In that book, some trials used questionnaires for the carers to describe their subjective experiences of the treatments. They make for harrowing reading "How many times has the patient spat at you this week…how many times have they disrobed at inappropriate times…how many incidents of pulling your hair.."

Forgetfulness is not even half of it.

I dread it.

Thankfully, it appears so do the men in white coats because billions of dollars are poured into dementia research every year, much of which is into plant medicines.

Clinical trials seem to suggest that rose essential oil may be able to reverse early signs of dementia, as it encourages other words, the brain begins to grow healthier tissue again. (Esfandiary, 2014)

In another trial, (where patients were given oral doses of rose extract in a capsule), depression and behavioral deviations were reduced, and cognitive processing was improved. (Esfandiary, 2018)

The Anti Tantrum Oil!

We speak about this mythological connection with the divine feminine and, specifically, these goddesses connected to the planet Venus. Later incarnations were focused on love, sex, and fertility. However, in her earliest manifestations, these rose goddesses were war goddesses.
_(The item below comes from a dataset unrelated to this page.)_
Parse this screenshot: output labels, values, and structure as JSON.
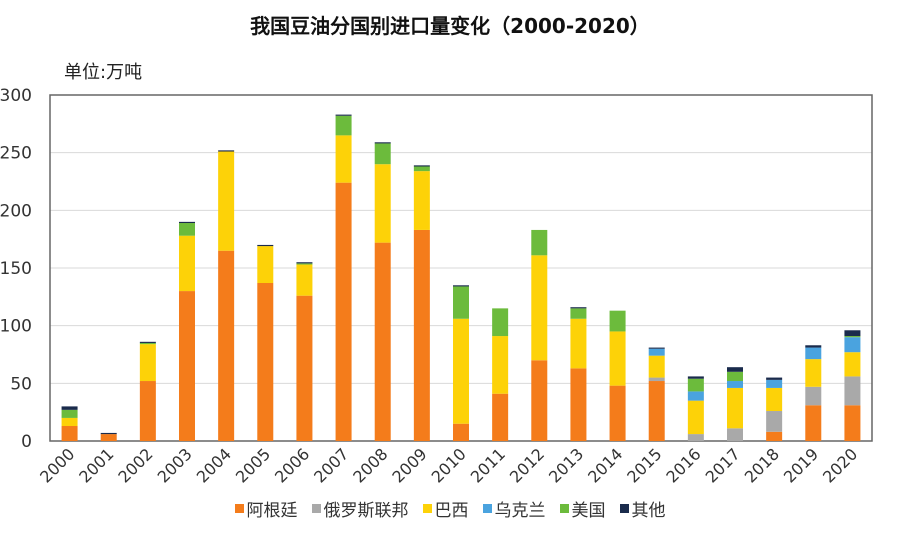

If you are like me and have Boudicca-style hormones, you might be interested to know that not only does rose to soothe worry, but it also has an anti-conflict element. (Umezu, 2002)

In rodent trials, rats had their nitric oxide receptors removed. This receptor has many applications (which we'll look at more in a moment), but nitric oxide seems to be involved in aggression. So, without these receptors, the rats fought to their deaths ( :( ), but this didn't happen when they were exposed to rose vapors. They became much less aggressive.

A sad part of my job is coming into contact with many people struggling with addiction and the fallout it causes in other people's lives. Opioids are often the worst, as we see heroin and fentanyl destroying lives and prescription drugs.

Rose essential oil helps opioid withdrawal. Trials show that it reduces all withdrawal symptoms except diarrhea (Abbasi Maleki, 2013). That it does not help diarrhea is not surprising because rose is a laxative, of course).

Safety of Using Rose Oil Benefits for Mood

Rose is a sweet, gentle oil that is easy and safe to use (albeit very expensive). However, because it strongly affects hormones, it is not advised to be used in the first 37 weeks of pregnancy. After that point, it is lovely for women who feel nervous about the birth.


There is so much to say about rose oil; I could write another book about it. I am working on a course for people to do a deep dive to discover more about it for themselves. Watch for updates on that through my linktree. For now, though, know that rose oil's benefits for mood are loving, aphrodisiac, antianxiety, antidepressant, calming, soothing, and caring; they are tremendous for helping us sleep and the skin.